От постоянного напряжения она худела на глазах, у нее впали щеки, и Эдди, который по жизни был незлым малым, стал прикидывать, как бы отослать ее домой. Но когда он предложил это Верне, она отказалась наотрез. Плакала, умоляла, давала слово, что больше никого не потревожит. И даже если все-таки не сумеет победить страх, то, честное слово, никто никогда об этом не узнает.
Все пытались понять, почему Верна, настолько неприспособленная к войне, хочет остаться. Ближе других к истине подошел фокусник Зербо. Он сказал: «Малышка думает, она актриса. Может, у нее храбрости побольше, чем у нас всех».
Верна и в самом деле считала себя актрисой. И по ее понятиям будущая звезда Бродвея не могла отступать перед трудностями. Она жила такими расхожими фразами, заемной мудростью. Но, кроме того, что-то в ее сердце отзывалось, когда она видела перед собой лица изнуренных, усталых, как собаки, бойцов. Эти тоска и тревога в их глазах, это отчаянное одиночество напоминали ей о собственном одиночестве и борьбе за место под солнцем. Она чувствовала себя хорошо, только когда выходила на сцену, чтобы их повеселить и помочь забыться. Если она уедет, то чего-то лишит их, разочарует, подведет.
Она ведь считала, что вызывает восторг своим исполнением, и не догадывалась, что если и были проблески мастерства в их номере, то благодаря Эдди Стинсону. Не подозревала она и о том, что, когда шутки Эдди были давно позабыты и солдаты лежали в окопах или шли вперед под огнем, в их памяти удивительным образом оставалась она — трогательная неловкая девочка из родных краев.
Она действительно изо всех сил старалась держать себя в руках и, ночи напролет с ужасом прислушиваясь к рокоту войны, закусив армейское одеяло, душила слезы, чтобы не разбудить Морин. Все в труппе уважали ее усилия, удерживались от насмешек и даже перестали отпускать шуточки насчет ее будущих триумфов на актерском поприще, слушать про которые было, честно говоря, более трудным испытанием, чем бурная реакция Верны на опасности войны.

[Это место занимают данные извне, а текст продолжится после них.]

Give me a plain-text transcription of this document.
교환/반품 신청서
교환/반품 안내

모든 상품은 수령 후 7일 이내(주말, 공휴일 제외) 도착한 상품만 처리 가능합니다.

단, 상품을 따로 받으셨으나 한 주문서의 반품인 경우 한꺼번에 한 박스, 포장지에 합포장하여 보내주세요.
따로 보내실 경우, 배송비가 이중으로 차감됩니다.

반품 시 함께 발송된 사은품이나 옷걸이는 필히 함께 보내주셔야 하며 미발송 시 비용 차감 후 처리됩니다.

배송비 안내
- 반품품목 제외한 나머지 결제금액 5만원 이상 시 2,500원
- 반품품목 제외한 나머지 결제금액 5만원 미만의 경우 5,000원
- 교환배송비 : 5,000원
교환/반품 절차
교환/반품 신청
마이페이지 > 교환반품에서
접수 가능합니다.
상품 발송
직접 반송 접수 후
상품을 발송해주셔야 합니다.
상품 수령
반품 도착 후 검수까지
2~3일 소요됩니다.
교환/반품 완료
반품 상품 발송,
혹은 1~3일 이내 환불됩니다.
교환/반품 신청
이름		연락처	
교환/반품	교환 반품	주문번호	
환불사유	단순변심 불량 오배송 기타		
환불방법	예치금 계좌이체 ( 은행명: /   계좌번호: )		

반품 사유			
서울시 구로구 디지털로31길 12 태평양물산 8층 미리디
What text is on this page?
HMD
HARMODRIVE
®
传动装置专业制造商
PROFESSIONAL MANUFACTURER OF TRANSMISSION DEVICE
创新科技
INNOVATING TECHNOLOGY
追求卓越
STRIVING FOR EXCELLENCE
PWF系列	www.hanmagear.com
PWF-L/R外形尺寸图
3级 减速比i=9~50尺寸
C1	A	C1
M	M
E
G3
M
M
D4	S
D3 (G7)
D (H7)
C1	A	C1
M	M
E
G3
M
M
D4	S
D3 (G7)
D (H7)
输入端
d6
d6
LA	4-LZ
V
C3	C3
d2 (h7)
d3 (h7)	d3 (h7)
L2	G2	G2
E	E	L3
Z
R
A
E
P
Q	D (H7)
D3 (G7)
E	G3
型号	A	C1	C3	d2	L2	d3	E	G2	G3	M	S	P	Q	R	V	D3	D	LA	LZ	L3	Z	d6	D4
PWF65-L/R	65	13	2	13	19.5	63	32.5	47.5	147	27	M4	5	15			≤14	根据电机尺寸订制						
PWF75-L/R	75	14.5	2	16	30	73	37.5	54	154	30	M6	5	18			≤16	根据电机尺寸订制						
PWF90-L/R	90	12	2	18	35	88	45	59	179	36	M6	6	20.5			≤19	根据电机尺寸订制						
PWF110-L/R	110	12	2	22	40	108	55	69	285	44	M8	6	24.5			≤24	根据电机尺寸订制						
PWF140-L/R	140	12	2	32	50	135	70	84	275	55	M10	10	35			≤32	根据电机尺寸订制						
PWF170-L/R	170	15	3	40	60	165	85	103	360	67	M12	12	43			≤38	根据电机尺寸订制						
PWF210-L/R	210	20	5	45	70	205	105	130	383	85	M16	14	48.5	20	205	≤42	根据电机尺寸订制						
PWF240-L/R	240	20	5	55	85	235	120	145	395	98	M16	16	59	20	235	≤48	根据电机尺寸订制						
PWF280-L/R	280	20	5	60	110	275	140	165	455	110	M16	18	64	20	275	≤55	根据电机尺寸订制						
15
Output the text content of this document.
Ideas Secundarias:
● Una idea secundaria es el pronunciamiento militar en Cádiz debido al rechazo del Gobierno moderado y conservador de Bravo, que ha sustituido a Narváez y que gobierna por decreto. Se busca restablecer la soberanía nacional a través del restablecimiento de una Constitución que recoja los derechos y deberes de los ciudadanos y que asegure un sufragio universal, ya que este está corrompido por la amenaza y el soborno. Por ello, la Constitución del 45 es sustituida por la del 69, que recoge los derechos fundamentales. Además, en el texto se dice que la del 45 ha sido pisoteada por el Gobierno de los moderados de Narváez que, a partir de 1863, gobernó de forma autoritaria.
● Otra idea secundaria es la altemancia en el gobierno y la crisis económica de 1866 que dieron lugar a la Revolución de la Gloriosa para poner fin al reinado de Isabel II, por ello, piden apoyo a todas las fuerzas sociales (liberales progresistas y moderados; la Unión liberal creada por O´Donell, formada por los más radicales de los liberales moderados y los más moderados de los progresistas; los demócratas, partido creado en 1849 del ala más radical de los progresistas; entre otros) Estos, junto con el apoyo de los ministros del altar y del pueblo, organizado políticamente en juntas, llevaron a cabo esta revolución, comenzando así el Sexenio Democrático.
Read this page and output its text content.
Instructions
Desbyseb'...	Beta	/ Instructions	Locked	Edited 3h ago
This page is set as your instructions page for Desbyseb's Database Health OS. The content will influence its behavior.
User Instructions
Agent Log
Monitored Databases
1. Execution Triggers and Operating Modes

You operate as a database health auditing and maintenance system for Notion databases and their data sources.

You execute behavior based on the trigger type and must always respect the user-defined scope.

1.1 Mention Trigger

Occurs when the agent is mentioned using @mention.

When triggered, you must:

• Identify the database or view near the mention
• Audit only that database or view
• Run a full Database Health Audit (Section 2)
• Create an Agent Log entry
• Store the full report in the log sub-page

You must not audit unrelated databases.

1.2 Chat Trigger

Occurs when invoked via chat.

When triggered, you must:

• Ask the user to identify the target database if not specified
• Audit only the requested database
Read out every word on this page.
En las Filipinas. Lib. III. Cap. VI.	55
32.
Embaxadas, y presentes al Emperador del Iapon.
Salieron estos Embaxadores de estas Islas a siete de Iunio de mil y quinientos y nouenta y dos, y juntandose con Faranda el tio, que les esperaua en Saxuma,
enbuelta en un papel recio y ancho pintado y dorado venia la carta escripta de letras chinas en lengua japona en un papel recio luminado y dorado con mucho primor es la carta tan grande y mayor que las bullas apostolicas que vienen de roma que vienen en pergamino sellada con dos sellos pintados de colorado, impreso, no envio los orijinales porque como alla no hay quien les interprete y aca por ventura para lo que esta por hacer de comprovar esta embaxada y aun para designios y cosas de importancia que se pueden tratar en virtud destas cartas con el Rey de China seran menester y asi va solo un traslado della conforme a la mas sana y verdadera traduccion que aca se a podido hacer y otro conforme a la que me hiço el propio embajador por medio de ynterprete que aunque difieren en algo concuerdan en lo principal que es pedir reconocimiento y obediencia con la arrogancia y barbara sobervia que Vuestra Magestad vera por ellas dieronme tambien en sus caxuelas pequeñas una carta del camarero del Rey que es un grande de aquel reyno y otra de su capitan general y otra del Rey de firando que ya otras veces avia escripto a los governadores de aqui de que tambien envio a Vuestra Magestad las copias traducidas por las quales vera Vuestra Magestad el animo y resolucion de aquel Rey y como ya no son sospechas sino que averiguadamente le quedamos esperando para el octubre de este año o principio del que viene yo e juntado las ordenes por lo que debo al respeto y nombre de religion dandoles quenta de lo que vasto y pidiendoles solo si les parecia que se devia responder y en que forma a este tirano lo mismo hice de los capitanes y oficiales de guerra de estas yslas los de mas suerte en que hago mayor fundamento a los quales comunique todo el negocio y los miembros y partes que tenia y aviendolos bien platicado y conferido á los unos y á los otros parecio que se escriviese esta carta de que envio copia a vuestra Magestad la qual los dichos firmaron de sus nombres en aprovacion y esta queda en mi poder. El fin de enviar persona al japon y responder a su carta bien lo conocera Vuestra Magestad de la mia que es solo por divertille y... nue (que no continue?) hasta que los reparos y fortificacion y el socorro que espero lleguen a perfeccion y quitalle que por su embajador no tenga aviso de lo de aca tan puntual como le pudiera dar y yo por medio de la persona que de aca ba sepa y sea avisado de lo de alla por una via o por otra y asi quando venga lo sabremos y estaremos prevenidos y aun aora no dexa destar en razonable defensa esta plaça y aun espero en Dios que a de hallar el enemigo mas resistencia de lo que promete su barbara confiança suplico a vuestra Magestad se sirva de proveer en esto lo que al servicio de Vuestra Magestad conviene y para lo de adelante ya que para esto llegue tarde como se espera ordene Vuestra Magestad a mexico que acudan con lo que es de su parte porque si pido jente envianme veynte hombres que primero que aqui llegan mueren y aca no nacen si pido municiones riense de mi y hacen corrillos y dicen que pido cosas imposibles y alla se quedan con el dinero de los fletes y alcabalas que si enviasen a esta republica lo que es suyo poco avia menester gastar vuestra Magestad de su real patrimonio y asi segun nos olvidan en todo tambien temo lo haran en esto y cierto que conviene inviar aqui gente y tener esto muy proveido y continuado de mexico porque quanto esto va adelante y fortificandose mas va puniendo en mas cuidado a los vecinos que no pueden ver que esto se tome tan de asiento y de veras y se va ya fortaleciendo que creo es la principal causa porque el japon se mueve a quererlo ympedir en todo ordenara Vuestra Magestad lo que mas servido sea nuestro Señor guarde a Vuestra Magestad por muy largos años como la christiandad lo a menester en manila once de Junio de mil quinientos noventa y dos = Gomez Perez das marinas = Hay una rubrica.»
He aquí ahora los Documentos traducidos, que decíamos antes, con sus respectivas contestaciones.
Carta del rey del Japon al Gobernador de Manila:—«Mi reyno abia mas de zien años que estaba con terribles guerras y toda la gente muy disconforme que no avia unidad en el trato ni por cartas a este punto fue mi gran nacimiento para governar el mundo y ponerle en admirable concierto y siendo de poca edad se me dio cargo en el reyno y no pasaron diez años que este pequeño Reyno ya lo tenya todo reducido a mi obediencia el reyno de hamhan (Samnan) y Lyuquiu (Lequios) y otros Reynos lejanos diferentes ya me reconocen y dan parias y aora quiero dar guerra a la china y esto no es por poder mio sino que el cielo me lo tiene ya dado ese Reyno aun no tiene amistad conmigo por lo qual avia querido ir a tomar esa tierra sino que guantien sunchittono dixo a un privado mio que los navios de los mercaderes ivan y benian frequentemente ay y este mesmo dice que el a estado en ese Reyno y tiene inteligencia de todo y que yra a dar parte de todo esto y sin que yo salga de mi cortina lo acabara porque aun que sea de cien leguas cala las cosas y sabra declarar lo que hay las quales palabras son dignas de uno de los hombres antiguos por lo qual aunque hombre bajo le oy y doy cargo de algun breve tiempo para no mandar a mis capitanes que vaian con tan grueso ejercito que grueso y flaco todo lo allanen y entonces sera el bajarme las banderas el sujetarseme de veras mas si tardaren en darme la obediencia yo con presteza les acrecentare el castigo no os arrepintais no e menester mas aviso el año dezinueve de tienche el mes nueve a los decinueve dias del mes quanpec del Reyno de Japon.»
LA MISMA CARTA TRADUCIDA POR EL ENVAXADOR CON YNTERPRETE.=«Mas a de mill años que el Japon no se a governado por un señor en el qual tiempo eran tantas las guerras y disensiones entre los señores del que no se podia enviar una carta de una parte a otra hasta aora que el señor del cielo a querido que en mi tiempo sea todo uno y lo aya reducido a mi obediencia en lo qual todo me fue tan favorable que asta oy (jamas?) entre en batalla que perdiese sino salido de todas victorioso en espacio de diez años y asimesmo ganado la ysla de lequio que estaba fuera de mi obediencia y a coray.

Когда бои стихали и угроза неминуемой гибели отступала, Верна немного успокаивалась и принималась безостановочно говорить о своем поприще. Все в ее глазах влияло на него, приближало или ненадолго отдаляло тот день, когда ее звезда взойдет над Бродвеем. Она знала по именам всех критиков и важных шишек, которые придут на премьеру, описывала свой будущий дом и приемы, и какие у нее будут платья и меха, и статьи в газетах. Виски она пить не станет, потому что это вредит голосу, и курение тоже. Она бесконечно репетировала свои два чечеточных шага, и все это безумно действовало на нервы остальным членам труппы.
Пускай сами они не стали звездами, но владели ремеслом, были профессионалами в своем деле и хорошо понимали, что Верна не только никуда не выбьется, но не сгодится даже в бродвейский кордебалет. Они знали свое место, и их раздражало, что человек, до такой степени не обладавший не то что талантом, но даже способностями, беспрестанно морочит им голову своими несбыточными фантазиями. Они были слишком измотаны, утомлены, чтобы ощутить, что в ее безоглядной самоуверенности была какая-то святая простота.
Немцы отступали через Францию и Бельгию, американцы, англичане и канадцы преследовали их, бригада X-117 шла за продвигавшимися на восток армиями. В Льеже, где они пробыли неделю, Верна познакомилась с молодым капитаном инженерных войск по имени Уолтер Рубан. Он влюбился в нее, а она, что было сил, в него.
Капитан Рубан был родом из Калюмета в Мичигане, коренастый русоволосый парень с наивными голубыми глазами. Его подразделение строило склад в окрестностях Льежа. Увидев Верну на концерте в субботу вечером, он был сражен с первого взгляда. Добился встречи с ней, и его робость и влюбленность сразу тронули всех актеров — да и саму Верну.
Сначала он ей просто понравился, потом она тоже влюбилась. Он был непохож на других военных, которые вились вокруг нее, жадно пялясь или просто пользуясь ее присутствием, чтобы скрасить свое одиночество или тоску по дому. Уолтер Рубан сразу дал Верне почувствовать, что она — солнце, просиявшее над его жизнью, а также луна и звезды и вся Вселенная. Никто никогда так сильно не любил ее, и она была покорена. От любви она сделалась рассеянной и была очень добра ко всем вокруг все четыре дня, пока длился их роман и они с Уолтером были неразлучны.
Актеры отнеслись вполне доброжелательно, без издевки, им казалось, что судьба справедливо и милостиво решила все проблемы Верны. Морин Перл даже немного ревновала — капитан Рубан был чертовски привлекательным малым.